In response to the North Carolina state legislature's failure to repeal the infamous, discriminatory "Bathroom Bill" (HB2) and President Trump's recent executive order temporarily restricting immigration from seven majority-Muslim countries, the 2017 edition of Moogfest will incorporate a protest stage.
"As we prepare for the 2017 festival, we are faced with new and mounting concerns," festival organizers said in a statement. "Lawmakers in Texas and Kansas have taken steps toward enacting laws similar to HB2. And in his first few days in office, the 45th president has taken actions, such as the travel ban, that threaten our foundational beliefs and intimidate members of our diverse global network of thinkers and makers."

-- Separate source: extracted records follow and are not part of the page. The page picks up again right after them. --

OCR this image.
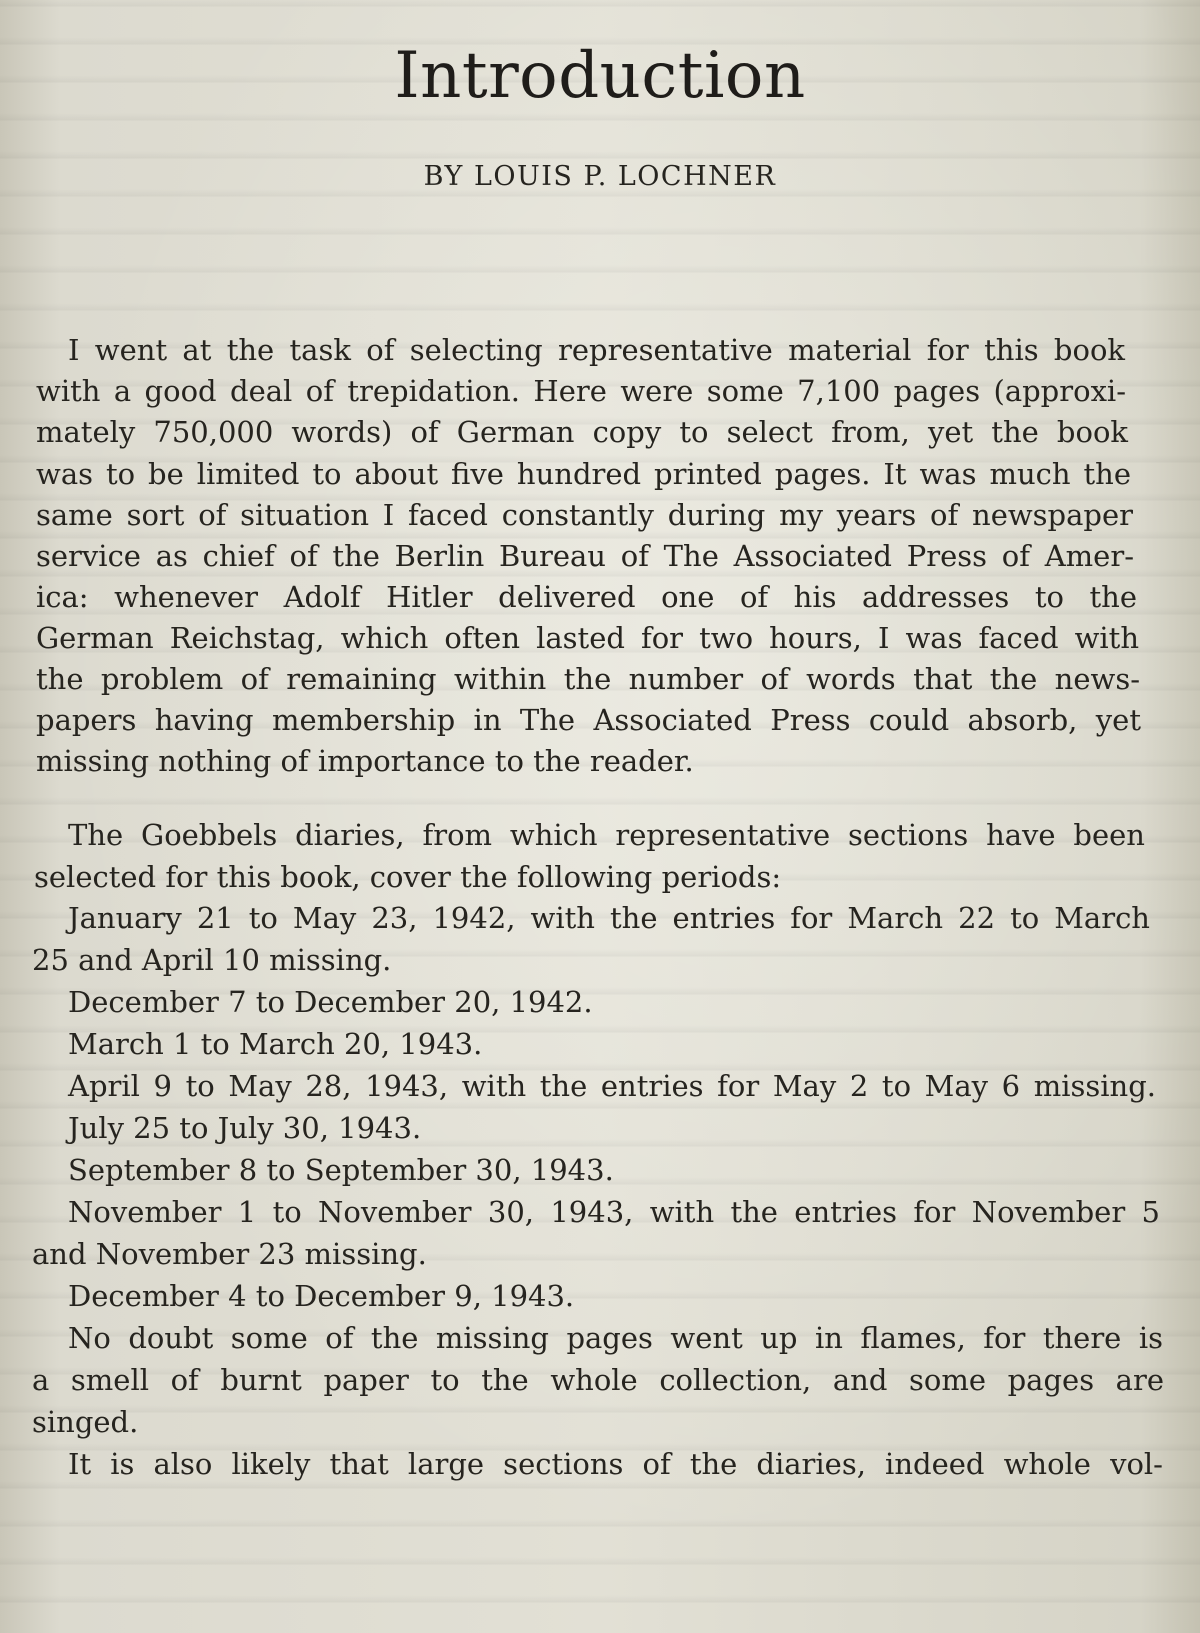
Introduction
BY LOUIS P. LOCHNER
I went at the task of selecting representative material for this book
with a good deal of trepidation. Here were some 7,100 pages (approxi-
mately 750,000 words) of German copy to select from, yet the book
was to be limited to about five hundred printed pages. It was much the
same sort of situation I faced constantly during my years of newspaper
service as chief of the Berlin Bureau of The Associated Press of Amer-
ica: whenever Adolf Hitler delivered one of his addresses to the
German Reichstag, which often lasted for two hours, I was faced with
the problem of remaining within the number of words that the news-
papers having membership in The Associated Press could absorb, yet
missing nothing of importance to the reader.
The Goebbels diaries, from which representative sections have been
selected for this book, cover the following periods:
January 21 to May 23, 1942, with the entries for March 22 to March
25 and April 10 missing.
December 7 to December 20, 1942.
March 1 to March 20, 1943.
April 9 to May 28, 1943, with the entries for May 2 to May 6 missing.
July 25 to July 30, 1943.
September 8 to September 30, 1943.
November 1 to November 30, 1943, with the entries for November 5
and November 23 missing.
December 4 to December 9, 1943.
No doubt some of the missing pages went up in flames, for there is
a smell of burnt paper to the whole collection, and some pages are
singed.
It is also likely that large sections of the diaries, indeed whole vol-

As a result, Moogfest will incorporate an explicitly political element into the event this year. "We are alive in our mission to bring the dream of a more equal society to all humans," the organizers' statement continues. "We will stand in full accord with artists from various communities to collectively celebrate inclusivity and elevate the fight against discrimination here in North Carolina and across the world."
The protest stage will be "a dedicated space for resistance," and protest will also be the subject of workshops, art installations, masterclasses and discussions. Artists for this stage have not yet been announced.
The festival also encouraged citizens to donate to the ACLU and contact their local government officials to register their opposition to discriminatory legislation.
Moogfest is scheduled to take place May 18th through 21st in Durham, North Carolina and will feature performances by Yeah Yeah Yeahs' Nick Zinner, Stranger Things composers Kyle Dixon and Michael Stein of Survive and Nona Hendryx.